Take-all is a disease that is becoming a major challenge on Irish cereal farms. Black patches in stubble can be an indicator of the problem’s existence.
However, Seedtech’s Tim O’Donovan outlined a much more definitive test for the disease at the company’s recent trials event in Co. Waterford.
All that is required is sample of fresh soil, taken from a field that has just been combined, a single cereal seed and a plastic tea or coffee cup.
Testing for take-all
Instructions follow – fill the cup with soil, place the seed in the soil, bring the cup indoors and leave on a warm window ledge.
Inspect the cup 10 days later, by which time the seed will have germinated. It is then a case of gently peeling the plastic away from the soil mass. This will expose the full root mat that has developed within the cup.
If the roots are white, then take-all is not an issue. However, if the root mat is coloured black, one is then left to mull over the implications of the well-hackneyed phrase, ‘Houston, we have a problem’.
Take-all is an important disease of winter wheat, especially as control with fungicides or varietal resistance is extremely limited. The disease is also moderately important in winter barley. Spring sown cereals are not as badly affected.
The fungus is now widespread throughout the UK and Ireland. It acts to reduce yield and grain quality.
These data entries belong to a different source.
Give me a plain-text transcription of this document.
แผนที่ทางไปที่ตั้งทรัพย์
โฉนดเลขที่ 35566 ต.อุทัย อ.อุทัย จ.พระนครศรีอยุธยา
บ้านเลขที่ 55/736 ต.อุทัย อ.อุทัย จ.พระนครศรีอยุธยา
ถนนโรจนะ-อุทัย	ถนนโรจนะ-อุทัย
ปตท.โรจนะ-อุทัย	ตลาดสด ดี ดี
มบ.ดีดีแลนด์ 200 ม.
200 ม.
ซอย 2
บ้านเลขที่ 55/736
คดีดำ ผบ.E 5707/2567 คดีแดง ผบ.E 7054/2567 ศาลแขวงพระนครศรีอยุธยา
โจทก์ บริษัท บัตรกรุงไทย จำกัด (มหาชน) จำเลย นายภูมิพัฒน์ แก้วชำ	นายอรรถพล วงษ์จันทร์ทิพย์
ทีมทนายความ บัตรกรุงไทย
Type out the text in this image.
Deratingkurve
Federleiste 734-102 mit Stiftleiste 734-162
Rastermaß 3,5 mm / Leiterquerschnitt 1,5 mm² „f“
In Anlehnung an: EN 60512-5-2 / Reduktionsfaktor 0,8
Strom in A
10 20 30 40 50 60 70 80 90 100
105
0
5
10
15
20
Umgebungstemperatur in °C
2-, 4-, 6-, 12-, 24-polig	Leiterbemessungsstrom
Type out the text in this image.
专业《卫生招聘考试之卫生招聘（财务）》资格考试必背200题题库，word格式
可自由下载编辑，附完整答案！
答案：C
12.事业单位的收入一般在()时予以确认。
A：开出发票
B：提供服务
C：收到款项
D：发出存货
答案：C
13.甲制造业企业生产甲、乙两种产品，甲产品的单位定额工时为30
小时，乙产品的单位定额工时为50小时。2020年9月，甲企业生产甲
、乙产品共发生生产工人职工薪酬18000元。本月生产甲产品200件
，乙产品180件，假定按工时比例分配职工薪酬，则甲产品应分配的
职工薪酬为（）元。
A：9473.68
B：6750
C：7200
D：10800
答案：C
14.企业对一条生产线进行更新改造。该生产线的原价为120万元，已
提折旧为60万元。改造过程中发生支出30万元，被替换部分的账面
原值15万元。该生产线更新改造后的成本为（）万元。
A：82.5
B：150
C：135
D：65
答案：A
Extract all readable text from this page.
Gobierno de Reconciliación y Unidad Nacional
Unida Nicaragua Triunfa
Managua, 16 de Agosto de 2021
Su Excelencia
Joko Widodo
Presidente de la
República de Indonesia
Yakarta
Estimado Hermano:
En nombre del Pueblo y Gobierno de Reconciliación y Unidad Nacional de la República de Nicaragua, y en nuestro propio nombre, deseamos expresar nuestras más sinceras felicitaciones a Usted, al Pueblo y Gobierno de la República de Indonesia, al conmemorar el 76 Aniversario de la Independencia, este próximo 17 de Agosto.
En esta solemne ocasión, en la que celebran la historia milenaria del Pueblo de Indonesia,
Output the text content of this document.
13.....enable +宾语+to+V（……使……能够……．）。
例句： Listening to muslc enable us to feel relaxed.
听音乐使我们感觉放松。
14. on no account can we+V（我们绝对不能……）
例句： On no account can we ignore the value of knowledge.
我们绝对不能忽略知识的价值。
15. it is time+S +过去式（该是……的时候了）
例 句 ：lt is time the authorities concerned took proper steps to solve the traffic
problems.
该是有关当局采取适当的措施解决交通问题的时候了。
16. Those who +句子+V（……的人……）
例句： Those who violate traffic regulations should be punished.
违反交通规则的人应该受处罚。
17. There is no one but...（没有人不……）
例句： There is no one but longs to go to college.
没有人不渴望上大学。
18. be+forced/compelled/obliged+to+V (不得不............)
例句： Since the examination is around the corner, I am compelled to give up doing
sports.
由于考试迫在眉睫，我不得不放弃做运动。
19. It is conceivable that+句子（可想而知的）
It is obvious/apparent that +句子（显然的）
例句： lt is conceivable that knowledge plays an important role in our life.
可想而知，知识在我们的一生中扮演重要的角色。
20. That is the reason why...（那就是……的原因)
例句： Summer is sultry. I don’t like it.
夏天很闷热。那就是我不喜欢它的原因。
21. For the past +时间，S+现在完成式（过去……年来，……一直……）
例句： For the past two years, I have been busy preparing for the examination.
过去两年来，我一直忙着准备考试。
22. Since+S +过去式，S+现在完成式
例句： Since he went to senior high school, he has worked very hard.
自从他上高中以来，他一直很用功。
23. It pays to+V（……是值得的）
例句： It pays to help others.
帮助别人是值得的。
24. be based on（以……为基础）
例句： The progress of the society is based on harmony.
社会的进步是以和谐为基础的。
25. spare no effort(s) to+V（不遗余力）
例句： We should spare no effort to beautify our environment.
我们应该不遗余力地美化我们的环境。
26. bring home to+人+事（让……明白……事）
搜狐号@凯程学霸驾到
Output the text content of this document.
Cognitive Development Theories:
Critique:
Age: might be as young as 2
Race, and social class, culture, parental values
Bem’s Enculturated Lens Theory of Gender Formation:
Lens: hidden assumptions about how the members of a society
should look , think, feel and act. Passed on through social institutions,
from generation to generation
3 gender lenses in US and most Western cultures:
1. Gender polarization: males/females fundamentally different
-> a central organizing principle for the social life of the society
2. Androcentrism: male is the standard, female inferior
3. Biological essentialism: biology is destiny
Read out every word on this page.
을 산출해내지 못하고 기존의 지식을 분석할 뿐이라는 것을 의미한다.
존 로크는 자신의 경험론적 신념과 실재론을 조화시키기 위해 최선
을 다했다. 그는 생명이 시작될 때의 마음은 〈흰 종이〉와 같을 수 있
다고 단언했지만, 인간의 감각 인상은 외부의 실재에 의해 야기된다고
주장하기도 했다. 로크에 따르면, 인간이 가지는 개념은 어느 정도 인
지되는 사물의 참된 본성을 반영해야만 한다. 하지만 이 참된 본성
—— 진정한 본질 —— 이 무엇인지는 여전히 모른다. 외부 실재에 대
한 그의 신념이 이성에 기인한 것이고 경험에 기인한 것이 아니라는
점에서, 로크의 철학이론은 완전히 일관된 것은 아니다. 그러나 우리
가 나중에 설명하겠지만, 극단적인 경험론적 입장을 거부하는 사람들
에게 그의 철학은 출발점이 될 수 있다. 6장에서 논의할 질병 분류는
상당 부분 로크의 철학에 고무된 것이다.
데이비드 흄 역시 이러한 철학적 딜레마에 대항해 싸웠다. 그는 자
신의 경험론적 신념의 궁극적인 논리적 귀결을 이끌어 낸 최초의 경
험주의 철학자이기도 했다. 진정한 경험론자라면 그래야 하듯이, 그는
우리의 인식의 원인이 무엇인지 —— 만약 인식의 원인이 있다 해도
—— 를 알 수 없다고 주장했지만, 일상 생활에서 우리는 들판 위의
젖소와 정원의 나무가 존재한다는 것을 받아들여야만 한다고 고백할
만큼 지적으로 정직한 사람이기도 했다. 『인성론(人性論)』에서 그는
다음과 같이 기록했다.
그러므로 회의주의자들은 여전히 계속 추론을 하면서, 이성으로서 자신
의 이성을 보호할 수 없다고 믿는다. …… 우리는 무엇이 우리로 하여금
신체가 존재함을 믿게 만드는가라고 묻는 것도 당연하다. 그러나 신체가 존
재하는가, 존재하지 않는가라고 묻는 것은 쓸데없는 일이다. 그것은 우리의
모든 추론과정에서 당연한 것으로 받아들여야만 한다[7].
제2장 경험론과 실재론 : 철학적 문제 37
Estimates suggest the disease affects half of UK wheat crops, with average yield losses of 5–20% resulting. However, more than half of the crop can be lost when disease is severe.
Take-all causes most damage on light soils where the fungus spreads more easily and the loss of active roots has a large effect on water and nutrient uptake.
Poor drainage and nutrient status also encourage the disease. The weather also has a large influence on the impact of take-all. Dry conditions during grain filling exacerbate the damaging effects of the disease on root function.
Northern Ireland
Experience in Northern Ireland would indicate that take-all is acting in an almost sub-clinical manner on many cereal farms.
Leigh McClean is a crops development advisor with the College of Agriculture, Food and Rural Enterprise
He commented: “Some winter barley yields were disappointing last year, despite crops looking well in the fields.
“Growers were attributing this fall-off in final yields to Barley Yellow Dwarf Virus. Weather conditions for aphids, the vector of the virus, had been very suitable the previous autumn.
“Sub clinical take-all may also be an issue in winter barley. These are crops that are mainly grown as a second cereal within an arable rotation. Carry over issues relating to take-all can be an issue in this context,” McClean added.